Personal Shopper est sans doute le film le moins consensuel de la compétition. C’est aussi assurément le plus audacieux, le plus complexe
En l'occurence, la solitude morbide qui accompagne la domination absolue de la consommation sur la production: Lewis était ébéniste, il fabriquait des objets, son absence laisse seule Maureen dont la figure extrêmise le vide illusoire de la consommation, du marché, elle qui n'achète que des objets absolument superflus, pour une autre, une autre à laquelle elle n'a pas le droit de ressembler.
L’ombre de Huysmans comme celle de Miuccia Prada hantent ce film, qui joue avec une liberté dérangeante à mobiliser tours de prestidigitation optique venus de L’Ars Magna lucis et umbrae et luxe post-moderne, pulsions érotiques et morbides, crime crapuleux et vertige identitaire - oui, oui, le Vertigo.
Une aventure sans carte ni boussole
C’est un véritable maelström que déclenche le cinéaste, et il y a un défi pour le spectateur à en accepter la complexité, les embardées, les mises en abyme.
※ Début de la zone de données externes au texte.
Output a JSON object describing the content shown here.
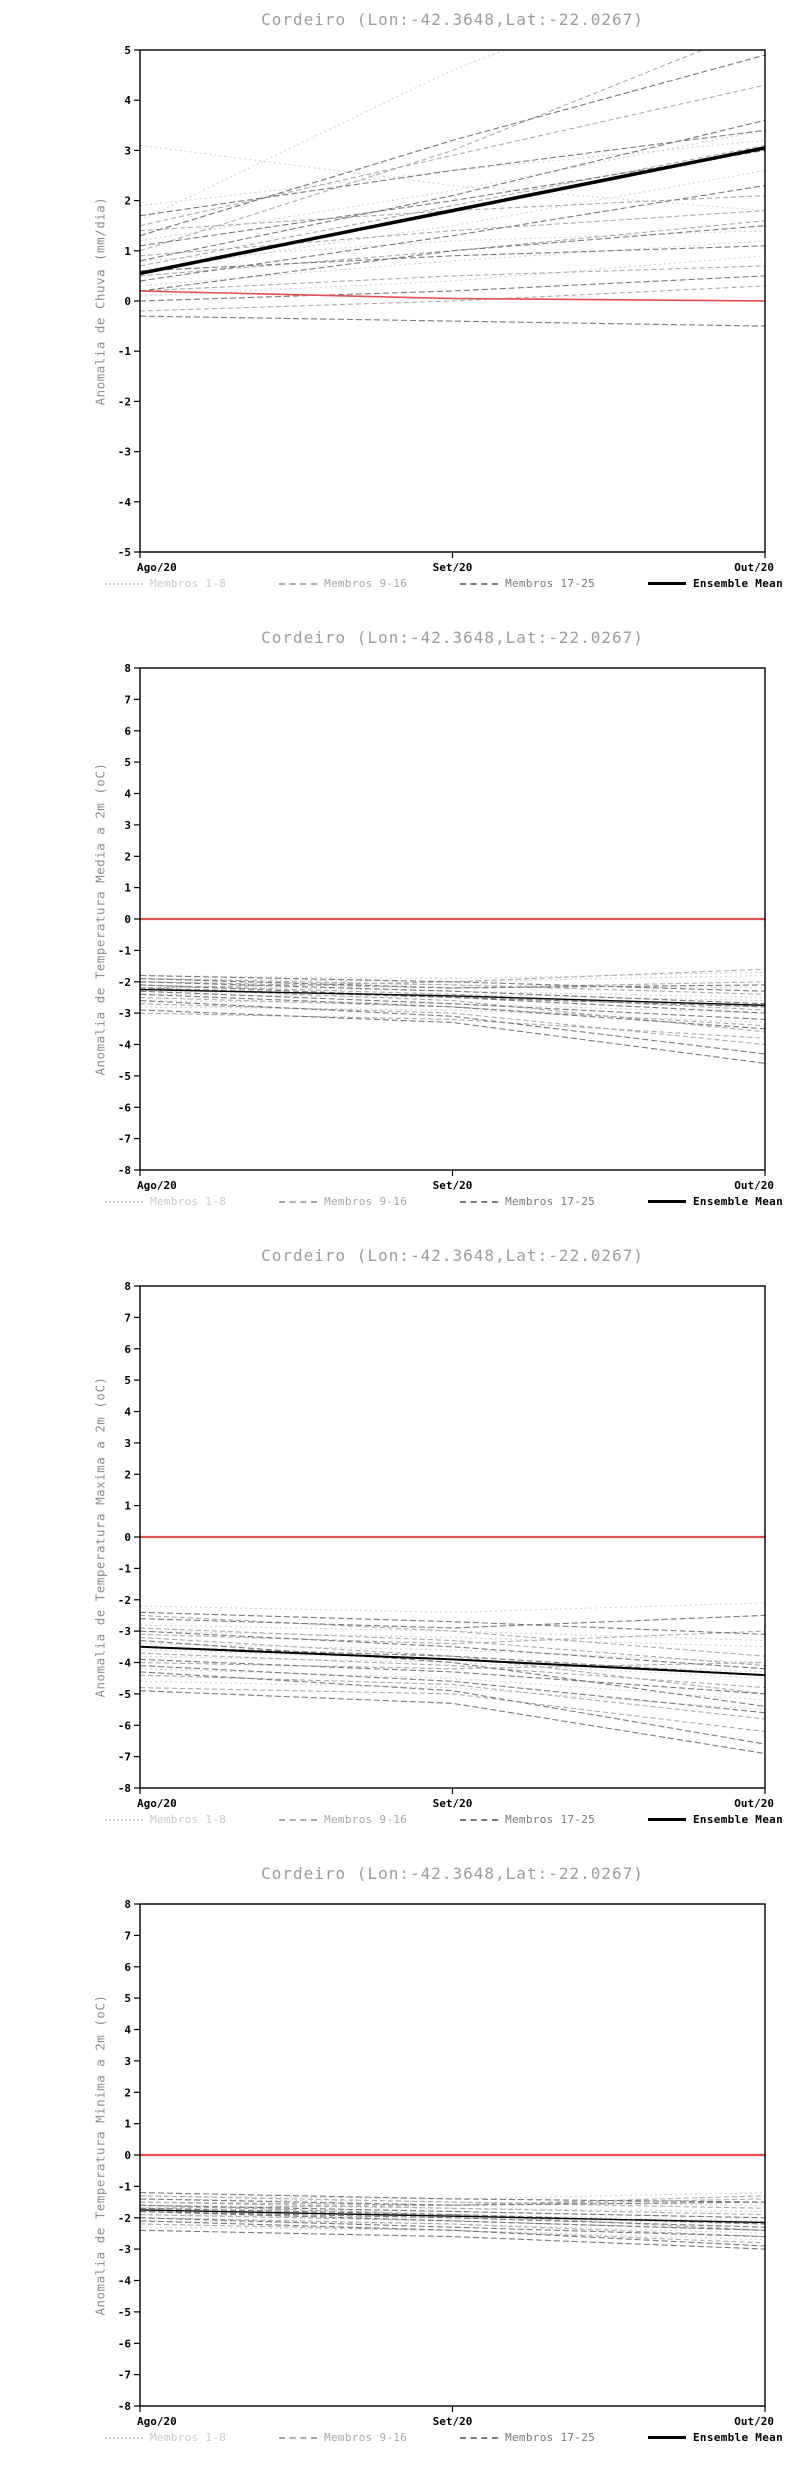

Dérangeant par son refus de donner un point d’appui assuré ni une explication complète, Personal Shopper est un voyage onirique dans les multiples dédoublements du monde qui sont en effet notre monde.

Une traversée sans carte ni boussole, qui convoque des émotions hétérogènes, qu’il est inhabituel de voir mobilisées ensemble dans un même film. Rien de gratuit pourtant dans cet assemblage virtuose de fantastique sophistiqué, de surgissement spectral, de citations joueuses des films de genre, de psychanalyse et de mythologie. Mais une proposition infiniment ouverte, questionnante, adressée à chacun.
Retrouvant son actrice déjà si admirable dans Sils Maria, Assayas y parvient aussi grâce à Kristen Stewart. Elle qui semble si solide, si entière, se révèle cette fois capable de donner visage et corps à la multitude de registres que ne cessent de reconfigurer son personnage, medium et chasseuse de fantômes, héroïne en danger d’une intrigue policière, figure érotique fascinée par des modèles interdits, enfant perdue. À quoi il faut ajouter la révélation d’une autre actrice, la très remarquable Sigrid Bouaziz, dans un rôle qui fait avec bonheur contrepoint au personnage principal.
Personal Shopper est sans doute le film le moins consensuel de la compétition. C’est aussi assurément le plus audacieux, le plus complexe –et aussi, en espérant que cela ait encore un sens à Cannes, le plus travaillé par l’amour et la confiance dans le cinéma.